The district will pay for it with capital construction and major maintenance funds, Jensen said.

Park Elementary was built in 1956 and has been in high demand in part because it's a school of choice for parents and for its Spanish dual-language program, according to the recommendation by the board's infrastructure planning committee.

The school also has added a dual language immersion section to each grade level each year.

As a result, Park is exceeding its capacity by 110% on the district's recommended capacity as determined by class size.

Likewise, it is exceeding the state's Schools Facilities Division recommended capacity by 140%.

Walt Wilcox, associate superintendent for curriculum and instruction, said Park's enrollment has stayed consistent with about 340 to 350 students, and it was that way before the district decided to close four schools in October 2017.

These are some of the Park Elementary's educational and safety needs:

  • It has limited space to provide certain services; a hallway and the stage in the gym are used for those services.
  • Tutoring occurs in a custodial closet.
  • There is no space available for the counselor or counseling services.
  • The part-time principal and the counselor share the same space on opposite days.
  • To move classes from the main building to the library, students must walk through the gym.
  • The main entrance of the building is not directly visible to office staff. People can enter the building and move around freely once they are buzzed in.

The project includes the following:

  • Add four classrooms, each at least 950 square feet. Two temporary classrooms will be removed.
  • Renovate an existing kindergarten classroom to serve as an administrative space.
  • Renovate the administrative space for instructional and service provider space.
  • Build an external corridor to connect the main building to the east side of building so students won't need to walk through the gym.
  • Do site work including grading, fencing, asphalt, striping, and landscaping.
  • Possibly vacate Eighth Street between David and Center streets. That would require action by the Casper City Council.

The project will match as closely as possible the existing school, and integrate all architectural, mechanical, electrical, plumbing and technology components according to the district's design guidelines.

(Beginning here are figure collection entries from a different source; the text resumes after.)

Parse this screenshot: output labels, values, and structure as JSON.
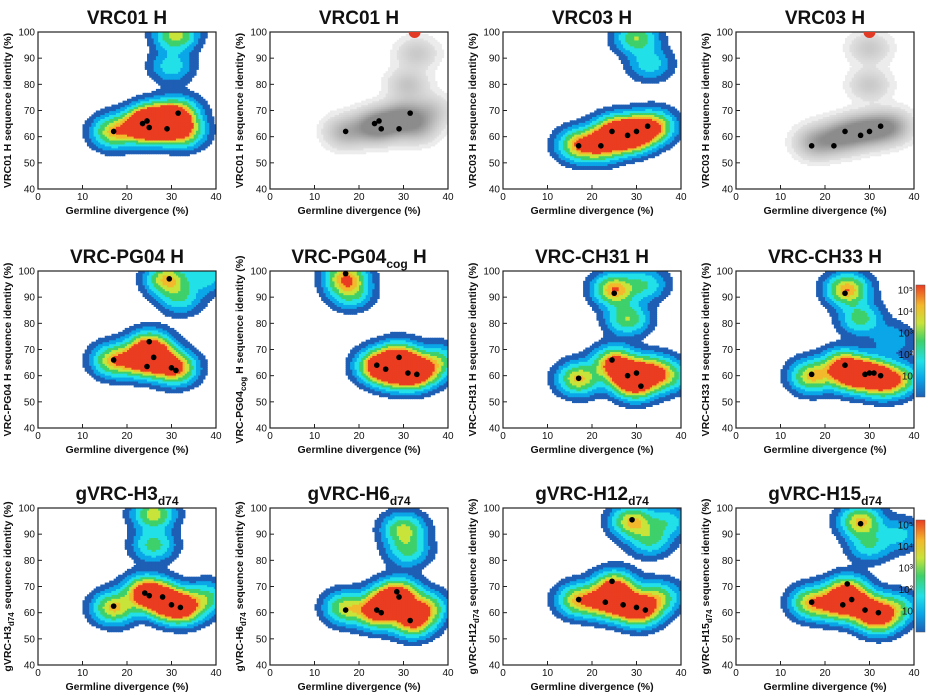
{
  "figure": {
    "description_free": true
  },
  "colorbar": {
    "labels": [
      "10",
      "10²",
      "10³",
      "10⁴",
      "10⁵"
    ],
    "stops": [
      "#1e5fb5",
      "#0aa6e8",
      "#22e0e8",
      "#3ed06a",
      "#c8e43a",
      "#f3b82c",
      "#ea3c20"
    ]
  },
  "chart_data": [
    {
      "type": "contour",
      "title_main": "VRC01 H",
      "title_sub": "",
      "title_suffix": "",
      "mode": "color",
      "xlabel": "Germline divergence (%)",
      "ylabel": "VRC01 H sequence identity (%)",
      "ylabel_main": "VRC01 H sequence identity (%)",
      "ylabel_sub": "",
      "ylabel_rest": "",
      "xlim": [
        0,
        40
      ],
      "ylim": [
        40,
        100
      ],
      "xticks": [
        0,
        10,
        20,
        30,
        40
      ],
      "yticks": [
        40,
        50,
        60,
        70,
        80,
        90,
        100
      ],
      "peaks": [
        [
          17,
          62,
          0.8
        ],
        [
          23.5,
          65,
          1.0
        ],
        [
          25,
          64,
          1.0
        ],
        [
          27,
          67,
          0.9
        ],
        [
          30,
          64,
          0.9
        ],
        [
          31.5,
          69,
          0.8
        ],
        [
          33,
          62,
          0.6
        ],
        [
          31,
          99,
          0.7
        ],
        [
          30,
          87,
          0.35
        ]
      ],
      "points": [
        [
          17,
          62
        ],
        [
          23.5,
          65
        ],
        [
          24.5,
          66
        ],
        [
          25,
          63.5
        ],
        [
          29,
          63
        ],
        [
          31.5,
          69
        ]
      ]
    },
    {
      "type": "contour",
      "title_main": "VRC01 H",
      "title_sub": "",
      "title_suffix": "",
      "mode": "gray",
      "xlabel": "Germline divergence (%)",
      "ylabel": "VRC01 H sequence identity (%)",
      "ylabel_main": "VRC01 H sequence identity (%)",
      "ylabel_sub": "",
      "ylabel_rest": "",
      "xlim": [
        0,
        40
      ],
      "ylim": [
        40,
        100
      ],
      "xticks": [
        0,
        10,
        20,
        30,
        40
      ],
      "yticks": [
        40,
        50,
        60,
        70,
        80,
        90,
        100
      ],
      "peaks": [
        [
          17,
          62,
          0.6
        ],
        [
          23,
          64,
          0.8
        ],
        [
          26,
          65,
          0.8
        ],
        [
          30,
          68,
          0.8
        ],
        [
          33,
          64,
          0.6
        ],
        [
          31,
          80,
          0.4
        ],
        [
          33,
          92,
          0.35
        ],
        [
          36,
          70,
          0.4
        ]
      ],
      "points": [
        [
          17,
          62
        ],
        [
          23.5,
          65
        ],
        [
          24.5,
          66
        ],
        [
          25,
          63
        ],
        [
          29,
          63
        ],
        [
          31.5,
          69
        ]
      ],
      "red_point": [
        32.5,
        100
      ]
    },
    {
      "type": "contour",
      "title_main": "VRC03 H",
      "title_sub": "",
      "title_suffix": "",
      "mode": "color",
      "xlabel": "Germline divergence (%)",
      "ylabel": "VRC03 H sequence identity (%)",
      "ylabel_main": "VRC03 H sequence identity (%)",
      "ylabel_sub": "",
      "ylabel_rest": "",
      "xlim": [
        0,
        40
      ],
      "ylim": [
        40,
        100
      ],
      "xticks": [
        0,
        10,
        20,
        30,
        40
      ],
      "yticks": [
        40,
        50,
        60,
        70,
        80,
        90,
        100
      ],
      "peaks": [
        [
          17,
          57,
          0.8
        ],
        [
          22,
          57,
          0.9
        ],
        [
          25,
          62,
          1.0
        ],
        [
          28,
          60,
          0.9
        ],
        [
          30,
          62,
          1.0
        ],
        [
          34,
          64,
          0.8
        ],
        [
          30,
          98,
          0.6
        ],
        [
          33,
          88,
          0.35
        ]
      ],
      "points": [
        [
          17,
          56.5
        ],
        [
          22,
          56.5
        ],
        [
          24.5,
          62
        ],
        [
          28,
          60.5
        ],
        [
          30,
          62
        ],
        [
          32.5,
          64
        ]
      ]
    },
    {
      "type": "contour",
      "title_main": "VRC03 H",
      "title_sub": "",
      "title_suffix": "",
      "mode": "gray",
      "xlabel": "Germline divergence (%)",
      "ylabel": "VRC03 H sequence identity (%)",
      "ylabel_main": "VRC03 H sequence identity (%)",
      "ylabel_sub": "",
      "ylabel_rest": "",
      "xlim": [
        0,
        40
      ],
      "ylim": [
        40,
        100
      ],
      "xticks": [
        0,
        10,
        20,
        30,
        40
      ],
      "yticks": [
        40,
        50,
        60,
        70,
        80,
        90,
        100
      ],
      "peaks": [
        [
          18,
          58,
          0.7
        ],
        [
          23,
          60,
          0.8
        ],
        [
          27,
          62,
          0.8
        ],
        [
          31,
          63,
          0.8
        ],
        [
          35,
          64,
          0.7
        ],
        [
          30,
          80,
          0.35
        ],
        [
          30,
          94,
          0.35
        ]
      ],
      "points": [
        [
          17,
          56.5
        ],
        [
          22,
          56.5
        ],
        [
          24.5,
          62
        ],
        [
          28,
          60.5
        ],
        [
          30,
          62
        ],
        [
          32.5,
          64
        ]
      ],
      "red_point": [
        30,
        100
      ]
    },
    {
      "type": "contour",
      "title_main": "VRC-PG04 H",
      "title_sub": "",
      "title_suffix": "",
      "mode": "color",
      "xlabel": "Germline divergence (%)",
      "ylabel": "VRC-PG04 H sequence identity (%)",
      "ylabel_main": "VRC-PG04 H sequence identity (%)",
      "ylabel_sub": "",
      "ylabel_rest": "",
      "xlim": [
        0,
        40
      ],
      "ylim": [
        40,
        100
      ],
      "xticks": [
        0,
        10,
        20,
        30,
        40
      ],
      "yticks": [
        40,
        50,
        60,
        70,
        80,
        90,
        100
      ],
      "peaks": [
        [
          17,
          66,
          0.8
        ],
        [
          23,
          66,
          0.9
        ],
        [
          25,
          71,
          1.0
        ],
        [
          27,
          66,
          0.9
        ],
        [
          31,
          63,
          0.9
        ],
        [
          29,
          97,
          0.8
        ],
        [
          32,
          90,
          0.4
        ],
        [
          38,
          98,
          0.35
        ]
      ],
      "points": [
        [
          17,
          66
        ],
        [
          24.5,
          63.5
        ],
        [
          25,
          73
        ],
        [
          26,
          67
        ],
        [
          30,
          63
        ],
        [
          31,
          62
        ],
        [
          29.5,
          97
        ]
      ]
    },
    {
      "type": "contour",
      "title_main": "VRC-PG04",
      "title_sub": "cog",
      "title_suffix": " H",
      "mode": "color",
      "xlabel": "Germline divergence (%)",
      "ylabel": "VRC-PG04cog H sequence identity (%)",
      "ylabel_main": "VRC-PG04",
      "ylabel_sub": "cog",
      "ylabel_rest": " H sequence identity (%)",
      "xlim": [
        0,
        40
      ],
      "ylim": [
        40,
        100
      ],
      "xticks": [
        0,
        10,
        20,
        30,
        40
      ],
      "yticks": [
        40,
        50,
        60,
        70,
        80,
        90,
        100
      ],
      "peaks": [
        [
          17,
          98,
          0.8
        ],
        [
          18,
          92,
          0.5
        ],
        [
          24,
          64,
          0.9
        ],
        [
          27,
          62,
          0.9
        ],
        [
          29,
          67,
          1.0
        ],
        [
          31,
          61,
          1.0
        ],
        [
          34,
          62,
          0.8
        ],
        [
          38,
          66,
          0.45
        ]
      ],
      "points": [
        [
          17,
          99
        ],
        [
          24,
          64
        ],
        [
          26,
          62.5
        ],
        [
          29,
          67
        ],
        [
          31,
          61
        ],
        [
          33,
          60.5
        ]
      ]
    },
    {
      "type": "contour",
      "title_main": "VRC-CH31 H",
      "title_sub": "",
      "title_suffix": "",
      "mode": "color",
      "xlabel": "Germline divergence (%)",
      "ylabel": "VRC-CH31 H sequence identity (%)",
      "ylabel_main": "VRC-CH31 H sequence identity (%)",
      "ylabel_sub": "",
      "ylabel_rest": "",
      "xlim": [
        0,
        40
      ],
      "ylim": [
        40,
        100
      ],
      "xticks": [
        0,
        10,
        20,
        30,
        40
      ],
      "yticks": [
        40,
        50,
        60,
        70,
        80,
        90,
        100
      ],
      "peaks": [
        [
          17,
          59,
          0.8
        ],
        [
          25,
          65,
          1.0
        ],
        [
          28,
          60,
          0.9
        ],
        [
          30,
          57,
          0.9
        ],
        [
          33,
          62,
          0.8
        ],
        [
          37,
          60,
          0.5
        ],
        [
          25,
          93,
          0.9
        ],
        [
          28,
          82,
          0.6
        ],
        [
          32,
          95,
          0.4
        ]
      ],
      "points": [
        [
          17,
          59
        ],
        [
          24.5,
          66
        ],
        [
          28,
          60
        ],
        [
          30,
          61
        ],
        [
          31,
          56
        ],
        [
          25,
          91.5
        ]
      ]
    },
    {
      "type": "contour",
      "title_main": "VRC-CH33 H",
      "title_sub": "",
      "title_suffix": "",
      "mode": "color",
      "xlabel": "Germline divergence (%)",
      "ylabel": "VRC-CH33 H sequence identity (%)",
      "ylabel_main": "VRC-CH33 H sequence identity (%)",
      "ylabel_sub": "",
      "ylabel_rest": "",
      "xlim": [
        0,
        40
      ],
      "ylim": [
        40,
        100
      ],
      "xticks": [
        0,
        10,
        20,
        30,
        40
      ],
      "yticks": [
        40,
        50,
        60,
        70,
        80,
        90,
        100
      ],
      "peaks": [
        [
          17,
          60,
          0.8
        ],
        [
          24,
          64,
          0.9
        ],
        [
          26,
          60,
          0.9
        ],
        [
          30,
          61,
          1.0
        ],
        [
          33,
          58,
          0.9
        ],
        [
          37,
          59,
          0.5
        ],
        [
          25,
          93,
          0.9
        ],
        [
          28,
          82,
          0.5
        ],
        [
          35,
          74,
          0.25
        ]
      ],
      "points": [
        [
          17,
          60.5
        ],
        [
          24.5,
          64
        ],
        [
          29,
          60.5
        ],
        [
          30,
          61
        ],
        [
          31,
          61
        ],
        [
          32.5,
          60
        ],
        [
          24.5,
          91.5
        ]
      ]
    },
    {
      "type": "contour",
      "title_main": "gVRC-H3",
      "title_sub": "d74",
      "title_suffix": "",
      "mode": "color",
      "xlabel": "Germline divergence (%)",
      "ylabel": "gVRC-H3d74 sequence identity (%)",
      "ylabel_main": "gVRC-H3",
      "ylabel_sub": "d74",
      "ylabel_rest": " sequence identity (%)",
      "xlim": [
        0,
        40
      ],
      "ylim": [
        40,
        100
      ],
      "xticks": [
        0,
        10,
        20,
        30,
        40
      ],
      "yticks": [
        40,
        50,
        60,
        70,
        80,
        90,
        100
      ],
      "peaks": [
        [
          17,
          62,
          0.8
        ],
        [
          24,
          68,
          1.0
        ],
        [
          27,
          66,
          0.9
        ],
        [
          30,
          63,
          1.0
        ],
        [
          33,
          62,
          0.8
        ],
        [
          38,
          66,
          0.45
        ],
        [
          26,
          98,
          0.7
        ],
        [
          26,
          86,
          0.5
        ]
      ],
      "points": [
        [
          17,
          62.5
        ],
        [
          24,
          67.5
        ],
        [
          25,
          66.5
        ],
        [
          28,
          66
        ],
        [
          30,
          63
        ],
        [
          32,
          62
        ]
      ]
    },
    {
      "type": "contour",
      "title_main": "gVRC-H6",
      "title_sub": "d74",
      "title_suffix": "",
      "mode": "color",
      "xlabel": "Germline divergence (%)",
      "ylabel": "gVRC-H6d74 sequence identity (%)",
      "ylabel_main": "gVRC-H6",
      "ylabel_sub": "d74",
      "ylabel_rest": " sequence identity (%)",
      "xlim": [
        0,
        40
      ],
      "ylim": [
        40,
        100
      ],
      "xticks": [
        0,
        10,
        20,
        30,
        40
      ],
      "yticks": [
        40,
        50,
        60,
        70,
        80,
        90,
        100
      ],
      "peaks": [
        [
          17,
          62,
          0.7
        ],
        [
          24,
          60,
          0.9
        ],
        [
          26,
          64,
          0.9
        ],
        [
          29,
          67,
          1.0
        ],
        [
          32,
          57,
          1.0
        ],
        [
          35,
          62,
          0.7
        ],
        [
          30,
          92,
          0.65
        ],
        [
          31,
          84,
          0.45
        ]
      ],
      "points": [
        [
          17,
          61
        ],
        [
          24,
          61
        ],
        [
          25,
          60
        ],
        [
          28.5,
          68
        ],
        [
          29,
          66
        ],
        [
          31.5,
          57
        ]
      ]
    },
    {
      "type": "contour",
      "title_main": "gVRC-H12",
      "title_sub": "d74",
      "title_suffix": "",
      "mode": "color",
      "xlabel": "Germline divergence (%)",
      "ylabel": "gVRC-H12d74 sequence identity (%)",
      "ylabel_main": "gVRC-H12",
      "ylabel_sub": "d74",
      "ylabel_rest": " sequence identity (%)",
      "xlim": [
        0,
        40
      ],
      "ylim": [
        40,
        100
      ],
      "xticks": [
        0,
        10,
        20,
        30,
        40
      ],
      "yticks": [
        40,
        50,
        60,
        70,
        80,
        90,
        100
      ],
      "peaks": [
        [
          17,
          65,
          0.8
        ],
        [
          23,
          64,
          0.9
        ],
        [
          25,
          70,
          1.0
        ],
        [
          28,
          63,
          0.9
        ],
        [
          31,
          61,
          0.9
        ],
        [
          35,
          66,
          0.6
        ],
        [
          29,
          95,
          0.8
        ],
        [
          33,
          88,
          0.45
        ],
        [
          37,
          95,
          0.35
        ]
      ],
      "points": [
        [
          17,
          65
        ],
        [
          23,
          64
        ],
        [
          24.5,
          72
        ],
        [
          27,
          63
        ],
        [
          30,
          62
        ],
        [
          32,
          61
        ],
        [
          29,
          95.5
        ]
      ]
    },
    {
      "type": "contour",
      "title_main": "gVRC-H15",
      "title_sub": "d74",
      "title_suffix": "",
      "mode": "color",
      "xlabel": "Germline divergence (%)",
      "ylabel": "gVRC-H15d74 sequence identity (%)",
      "ylabel_main": "gVRC-H15",
      "ylabel_sub": "d74",
      "ylabel_rest": " sequence identity (%)",
      "xlim": [
        0,
        40
      ],
      "ylim": [
        40,
        100
      ],
      "xticks": [
        0,
        10,
        20,
        30,
        40
      ],
      "yticks": [
        40,
        50,
        60,
        70,
        80,
        90,
        100
      ],
      "peaks": [
        [
          17,
          64,
          0.8
        ],
        [
          23,
          63,
          0.9
        ],
        [
          25,
          68,
          1.0
        ],
        [
          29,
          62,
          0.9
        ],
        [
          32,
          58,
          0.9
        ],
        [
          36,
          62,
          0.5
        ],
        [
          28,
          95,
          0.8
        ],
        [
          30,
          86,
          0.4
        ],
        [
          37,
          90,
          0.3
        ]
      ],
      "points": [
        [
          17,
          64
        ],
        [
          24,
          63
        ],
        [
          25,
          71
        ],
        [
          26,
          65
        ],
        [
          29,
          61
        ],
        [
          32,
          60
        ],
        [
          28,
          94
        ]
      ]
    }
  ]
}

Specifically, the renovations include:

  • Design and replace the entire roof.
  • Paint interior surfaces.
  • Replace moveable partitions walls.
  • Refinish gym and stage floors.
  • Replace carpet, ceiling tiles, interior doors, exterior doors and door frames, windows, damaged white boards and tack boards.
  • Add security cameras.
  • Update the fire protection system.
  • Repair certain exterior walls and gutters.
  • Install air conditioning.
  • Replace plumbing fixtures.
  • Replace electrical outlets and switches, and install LED lighting.

The cost of new construction will be $2,106,000 -- the new classrooms will cost $1,251,000 -- and the repairs will cost $2,750,000, bringing the total project to $4,856,000.

The design phase will begin in May, classroom construction will begin in October, and the last phase will end in August 2022.